My first approach was the mean value theorem for functions satisfying the heat equation. Then, it is enough to show that $$ \frac{1}{4r^n} \int_{E(x,t;r)} u(y,s) \frac{\left| x-y \right|^2}{(s-t)^2} \, dy \, dt \xrightarrow{t \to \infty} \frac{1}{\left| B(x,R) \right|} \int_{B(x,R)} u_0(y) \, dy$$
for every $R$ and some $r$ (may be the same), where $$E(x,t;r) = \{ (y, s) \in \mathbb{R^{n+1}}\ :\ s \le t,\ \Phi(x-y,t-s)\ge\frac{1}{r^n}\}$$ are the famous heat balls and $\Phi$ the fundamental solution of the heat equation.

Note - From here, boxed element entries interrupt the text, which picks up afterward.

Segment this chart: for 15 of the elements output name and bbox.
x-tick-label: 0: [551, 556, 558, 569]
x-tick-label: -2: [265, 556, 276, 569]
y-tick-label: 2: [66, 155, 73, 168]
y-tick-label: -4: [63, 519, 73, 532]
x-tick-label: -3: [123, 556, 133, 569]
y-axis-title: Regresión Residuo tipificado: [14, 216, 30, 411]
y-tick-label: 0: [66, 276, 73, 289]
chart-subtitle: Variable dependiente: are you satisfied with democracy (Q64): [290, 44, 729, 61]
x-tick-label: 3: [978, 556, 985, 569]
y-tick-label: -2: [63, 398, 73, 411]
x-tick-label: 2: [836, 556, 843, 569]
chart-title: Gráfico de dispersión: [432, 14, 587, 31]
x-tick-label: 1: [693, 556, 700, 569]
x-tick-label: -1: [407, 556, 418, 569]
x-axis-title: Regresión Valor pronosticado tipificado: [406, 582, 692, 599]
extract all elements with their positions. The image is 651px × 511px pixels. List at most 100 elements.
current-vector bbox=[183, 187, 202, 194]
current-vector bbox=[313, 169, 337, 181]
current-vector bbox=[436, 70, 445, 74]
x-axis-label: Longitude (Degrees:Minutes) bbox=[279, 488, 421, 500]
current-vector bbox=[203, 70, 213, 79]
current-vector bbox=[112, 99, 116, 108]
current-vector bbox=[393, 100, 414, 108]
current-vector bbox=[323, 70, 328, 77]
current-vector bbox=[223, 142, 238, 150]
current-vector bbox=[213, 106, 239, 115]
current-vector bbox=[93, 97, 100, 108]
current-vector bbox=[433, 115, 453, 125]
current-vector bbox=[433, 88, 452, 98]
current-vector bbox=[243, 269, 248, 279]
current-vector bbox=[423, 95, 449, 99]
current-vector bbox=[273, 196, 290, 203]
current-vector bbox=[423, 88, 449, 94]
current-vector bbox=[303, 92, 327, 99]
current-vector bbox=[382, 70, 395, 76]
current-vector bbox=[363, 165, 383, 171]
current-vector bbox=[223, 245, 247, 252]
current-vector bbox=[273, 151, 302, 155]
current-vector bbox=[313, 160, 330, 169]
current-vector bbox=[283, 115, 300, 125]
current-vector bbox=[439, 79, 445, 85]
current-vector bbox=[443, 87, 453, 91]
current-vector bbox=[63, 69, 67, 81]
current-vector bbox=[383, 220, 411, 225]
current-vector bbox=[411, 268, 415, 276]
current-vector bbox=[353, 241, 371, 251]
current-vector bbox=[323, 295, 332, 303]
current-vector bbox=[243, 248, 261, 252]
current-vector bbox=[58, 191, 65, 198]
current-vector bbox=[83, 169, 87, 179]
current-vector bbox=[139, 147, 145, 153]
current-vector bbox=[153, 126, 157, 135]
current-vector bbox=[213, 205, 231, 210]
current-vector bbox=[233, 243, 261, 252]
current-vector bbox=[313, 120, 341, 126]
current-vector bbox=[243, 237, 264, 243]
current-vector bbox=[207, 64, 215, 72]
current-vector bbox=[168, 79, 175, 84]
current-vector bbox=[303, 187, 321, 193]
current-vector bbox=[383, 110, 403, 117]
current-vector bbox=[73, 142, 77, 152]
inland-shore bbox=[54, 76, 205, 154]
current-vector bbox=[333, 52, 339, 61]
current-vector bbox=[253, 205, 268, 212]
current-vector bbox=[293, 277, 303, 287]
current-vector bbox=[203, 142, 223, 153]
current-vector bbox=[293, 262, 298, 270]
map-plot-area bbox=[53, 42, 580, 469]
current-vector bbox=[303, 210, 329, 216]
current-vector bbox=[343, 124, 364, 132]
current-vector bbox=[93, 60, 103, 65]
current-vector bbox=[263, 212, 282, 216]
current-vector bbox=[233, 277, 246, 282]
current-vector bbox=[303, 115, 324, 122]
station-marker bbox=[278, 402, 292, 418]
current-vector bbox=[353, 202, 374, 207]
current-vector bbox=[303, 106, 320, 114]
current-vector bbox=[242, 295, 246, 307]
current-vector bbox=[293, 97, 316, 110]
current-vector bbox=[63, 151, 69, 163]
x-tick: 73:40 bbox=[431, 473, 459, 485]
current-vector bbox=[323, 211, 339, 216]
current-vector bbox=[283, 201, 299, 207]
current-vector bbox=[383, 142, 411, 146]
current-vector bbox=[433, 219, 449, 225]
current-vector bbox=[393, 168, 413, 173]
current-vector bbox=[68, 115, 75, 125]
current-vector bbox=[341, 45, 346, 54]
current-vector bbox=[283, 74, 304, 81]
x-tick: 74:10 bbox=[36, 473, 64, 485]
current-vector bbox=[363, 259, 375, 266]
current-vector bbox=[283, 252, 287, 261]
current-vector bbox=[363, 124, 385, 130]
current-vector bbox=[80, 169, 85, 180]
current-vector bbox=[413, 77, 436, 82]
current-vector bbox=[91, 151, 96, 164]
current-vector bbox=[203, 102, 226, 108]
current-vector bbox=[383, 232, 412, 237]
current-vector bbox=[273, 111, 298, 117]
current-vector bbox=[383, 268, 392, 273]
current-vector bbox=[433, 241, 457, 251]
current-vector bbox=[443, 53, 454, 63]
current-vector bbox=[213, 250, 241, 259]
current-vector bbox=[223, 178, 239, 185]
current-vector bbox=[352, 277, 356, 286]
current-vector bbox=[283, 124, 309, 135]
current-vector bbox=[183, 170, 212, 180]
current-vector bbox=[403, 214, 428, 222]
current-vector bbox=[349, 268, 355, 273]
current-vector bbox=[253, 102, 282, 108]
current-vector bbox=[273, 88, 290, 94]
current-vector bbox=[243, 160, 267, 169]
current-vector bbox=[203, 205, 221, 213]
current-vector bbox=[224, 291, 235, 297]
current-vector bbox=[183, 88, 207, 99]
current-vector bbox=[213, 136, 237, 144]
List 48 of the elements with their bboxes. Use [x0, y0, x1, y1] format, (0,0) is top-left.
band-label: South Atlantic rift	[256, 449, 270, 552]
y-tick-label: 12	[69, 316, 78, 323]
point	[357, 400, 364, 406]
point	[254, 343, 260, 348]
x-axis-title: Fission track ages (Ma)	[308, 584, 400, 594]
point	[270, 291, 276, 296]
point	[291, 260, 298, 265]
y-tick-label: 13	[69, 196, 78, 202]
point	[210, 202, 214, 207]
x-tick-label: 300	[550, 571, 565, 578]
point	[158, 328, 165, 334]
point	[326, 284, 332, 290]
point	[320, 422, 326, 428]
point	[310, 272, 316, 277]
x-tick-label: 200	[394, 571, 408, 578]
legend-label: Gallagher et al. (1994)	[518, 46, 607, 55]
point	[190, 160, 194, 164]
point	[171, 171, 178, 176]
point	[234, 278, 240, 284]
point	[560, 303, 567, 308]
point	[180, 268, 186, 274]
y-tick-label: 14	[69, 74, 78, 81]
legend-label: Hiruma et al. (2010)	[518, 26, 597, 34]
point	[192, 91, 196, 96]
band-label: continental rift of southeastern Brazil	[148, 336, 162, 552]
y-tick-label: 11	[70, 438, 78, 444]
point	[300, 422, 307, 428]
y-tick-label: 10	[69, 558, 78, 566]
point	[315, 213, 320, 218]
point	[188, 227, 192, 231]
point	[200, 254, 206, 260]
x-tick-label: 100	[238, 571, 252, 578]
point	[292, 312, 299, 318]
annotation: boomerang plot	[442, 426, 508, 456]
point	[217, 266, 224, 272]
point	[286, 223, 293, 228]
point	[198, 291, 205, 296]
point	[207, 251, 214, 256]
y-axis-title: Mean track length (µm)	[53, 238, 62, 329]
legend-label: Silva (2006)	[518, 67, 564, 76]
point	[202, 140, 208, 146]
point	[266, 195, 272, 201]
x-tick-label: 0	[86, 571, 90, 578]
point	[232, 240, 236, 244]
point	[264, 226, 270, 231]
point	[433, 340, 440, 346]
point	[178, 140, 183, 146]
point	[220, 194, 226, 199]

I'm not sure whether this approach leads to the desired result. Even though, I have no idea how to proceed with the heat balls here.
Best Answer
Let us fix $R>0$ first. Let $\phi \in C_c^\infty(B(0,R))$ be an arbitrary function. Then multiplying both sides of the equation, integrating in $B(0,R)$ and using one of Green's formulas, one has $$ \int_{B(0,R)}(u(x,t)-u_0(x))\Delta\phi(x)dx+\int_{B(0,R)}\Delta u_0(x)\phi(x)dx=\partial_t\int_{B(0,R)}(u(x,t)-u_0(x))\phi(x)dx. $$ Integrating from $s$ to $2s$, one has $$ \int_s^{2s}\int_{B(0,R)}(u(x,t)-u_0(x))\Delta\phi(x)dxdt+s\int_{B(0,R)}\Delta u_0(x)\phi(x)dx=\int_{B(0,R)}(u(x,2s)-u_0(x))\phi(x)dx-\int_{B(0,R)}(u(x,s)-u_0(x))\phi(x)dx. $$ Letting $s\to\infty$, one can easily derive $$ \int_{B(0,R)}\Delta u_0(x)\phi(x)dx=0. $$ By the arbitraryness of $\phi$, one has $$ \Delta u_0(x)=0 \text{ in }B(0,R) $$ for any $R>0$. So $\Delta u_0(x)=0$ for all $x$ in $\mathbb{R}^n$